Where The Runaways as a film runs into trouble is, aptly, where the band also floundered, in the process of establishing and maintaining a domain where its big personalities can operate and control their own image, but the less wilful collapse and fail. Cherie eventually digs in her heels and resists Lita and Fowley’s bullying, and walks out during a recording session. Joan, infuriated, starts trashing the studio and abusing Fowley, who is, ironically, delighted with such a display of proper rock’n’roll attitude. But the band can’t survive as a concept or unit without Cherie’s personality as its alluring and mediating face. Whilst Cherie descends even more deeply into drugged-up dissolution, Joan hides out in blank suburban bunkers and takes recourse in lesbian orgies, before resisting all temptation to give and fade back into the fate Fowley predicts for them all, as fat and happy housewives. She instead slowly but assuredly getting her mind back on music, and resurges as a solo star with her beloved cover of “I Love Rock ‘n’ Roll.”

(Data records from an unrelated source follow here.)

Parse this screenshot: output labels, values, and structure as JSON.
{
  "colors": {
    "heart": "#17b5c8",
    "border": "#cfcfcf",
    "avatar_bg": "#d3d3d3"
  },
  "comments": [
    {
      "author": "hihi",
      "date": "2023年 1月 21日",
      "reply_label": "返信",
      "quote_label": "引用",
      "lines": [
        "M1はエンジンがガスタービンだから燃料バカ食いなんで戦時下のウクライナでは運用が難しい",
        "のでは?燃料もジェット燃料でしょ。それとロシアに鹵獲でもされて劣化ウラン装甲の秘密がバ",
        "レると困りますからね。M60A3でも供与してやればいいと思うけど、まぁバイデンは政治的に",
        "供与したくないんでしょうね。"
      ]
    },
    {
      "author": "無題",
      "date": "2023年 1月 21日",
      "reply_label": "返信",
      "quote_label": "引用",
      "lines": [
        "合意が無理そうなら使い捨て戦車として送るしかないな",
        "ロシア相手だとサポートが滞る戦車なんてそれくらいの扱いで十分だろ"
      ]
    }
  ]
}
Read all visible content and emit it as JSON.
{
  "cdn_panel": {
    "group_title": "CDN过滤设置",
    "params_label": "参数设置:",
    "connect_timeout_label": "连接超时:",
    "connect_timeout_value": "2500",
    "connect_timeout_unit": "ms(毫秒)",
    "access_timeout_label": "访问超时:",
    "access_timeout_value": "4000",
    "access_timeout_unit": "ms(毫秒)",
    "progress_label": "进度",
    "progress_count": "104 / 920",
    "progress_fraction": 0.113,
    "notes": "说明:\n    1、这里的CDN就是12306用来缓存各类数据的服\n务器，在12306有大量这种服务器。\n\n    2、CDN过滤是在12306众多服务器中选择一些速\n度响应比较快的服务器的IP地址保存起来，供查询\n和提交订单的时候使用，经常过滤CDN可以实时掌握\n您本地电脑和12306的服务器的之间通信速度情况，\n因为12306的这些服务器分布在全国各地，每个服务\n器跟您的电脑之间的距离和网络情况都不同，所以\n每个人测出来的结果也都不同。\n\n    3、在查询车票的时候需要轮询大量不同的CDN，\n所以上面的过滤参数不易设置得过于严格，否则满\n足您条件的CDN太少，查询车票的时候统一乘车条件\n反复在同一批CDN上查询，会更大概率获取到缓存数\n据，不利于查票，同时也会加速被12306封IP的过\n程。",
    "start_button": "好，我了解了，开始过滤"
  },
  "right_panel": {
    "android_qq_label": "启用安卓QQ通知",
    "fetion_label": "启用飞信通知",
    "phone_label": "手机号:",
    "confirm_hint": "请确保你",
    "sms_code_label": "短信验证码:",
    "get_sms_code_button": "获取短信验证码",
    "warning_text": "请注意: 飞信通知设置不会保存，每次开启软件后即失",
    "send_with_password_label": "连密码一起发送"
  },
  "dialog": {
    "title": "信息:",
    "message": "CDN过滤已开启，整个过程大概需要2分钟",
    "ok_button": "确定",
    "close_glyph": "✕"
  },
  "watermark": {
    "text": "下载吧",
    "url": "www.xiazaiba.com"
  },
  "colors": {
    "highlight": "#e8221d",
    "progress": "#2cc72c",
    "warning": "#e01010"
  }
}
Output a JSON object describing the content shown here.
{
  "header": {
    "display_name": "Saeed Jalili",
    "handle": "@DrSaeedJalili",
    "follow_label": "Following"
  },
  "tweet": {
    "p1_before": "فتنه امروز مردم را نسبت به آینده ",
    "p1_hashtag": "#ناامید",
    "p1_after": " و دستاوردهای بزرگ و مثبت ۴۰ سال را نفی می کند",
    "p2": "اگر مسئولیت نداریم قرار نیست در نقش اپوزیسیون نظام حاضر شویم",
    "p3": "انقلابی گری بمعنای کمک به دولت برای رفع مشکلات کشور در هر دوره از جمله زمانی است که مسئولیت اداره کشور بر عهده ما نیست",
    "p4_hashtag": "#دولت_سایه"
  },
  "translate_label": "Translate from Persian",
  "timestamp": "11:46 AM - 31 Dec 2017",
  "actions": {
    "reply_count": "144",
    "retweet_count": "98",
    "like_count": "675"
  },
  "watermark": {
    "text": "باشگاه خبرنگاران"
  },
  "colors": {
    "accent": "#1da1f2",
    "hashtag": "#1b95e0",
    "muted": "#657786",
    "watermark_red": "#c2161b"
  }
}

Where the film’s first two-thirds are sublimely confident in transmuting loose history into a punchy narrative and sprawl of cinematic lustre, Sigismondi’s grip fails as events become more disjointed and the timeline becomes blurry. Both Cherie and Joan’s diverse processes of eddying and recovery require more time and nuance, and Ford’s moderately successful solo career isn’t even mentioned. In real life Cherie continued to hover around the edge of the celebrity scene (in real life she recorded a song with her sister, married Airplane! actor Robert Hayes, and starred in the 1980 teen flick Foxes alongside Jodie Foster, another brush with a big rising star) before dropping out. Sigismondi’s visuals retain strength even as narrative becomes diffuse. Cherie’s low ebb is well-visualised as she explores the innards of a supermarket, dressed in glam fashion but barely upright on two bandy legs whilst exploring the linen aisle, and traipsing across a weed-ridden car park, citizen once more of a crumbling and barren suburbia. Sigismondi also manages to give the film a wistfully fitting grace note, in the form of an awkward phone conversation as Cherie, now working as a shopgirl, calls up a radio show Joan’s being interviewed on to wish her well. The gulf between celebrity and civilian is ultimately defined by another disparity, harder to describe, not exactly one of the weak and the strong, but one of a certain innate warrior mentality that some have and some haven’t. The lapses of The Runaways are frustrating because it’s a lush, exhilarating, stupendously entertaining movie at its best. Sigismondi is still making major music videos, but damn, I hope one day she makes another movie.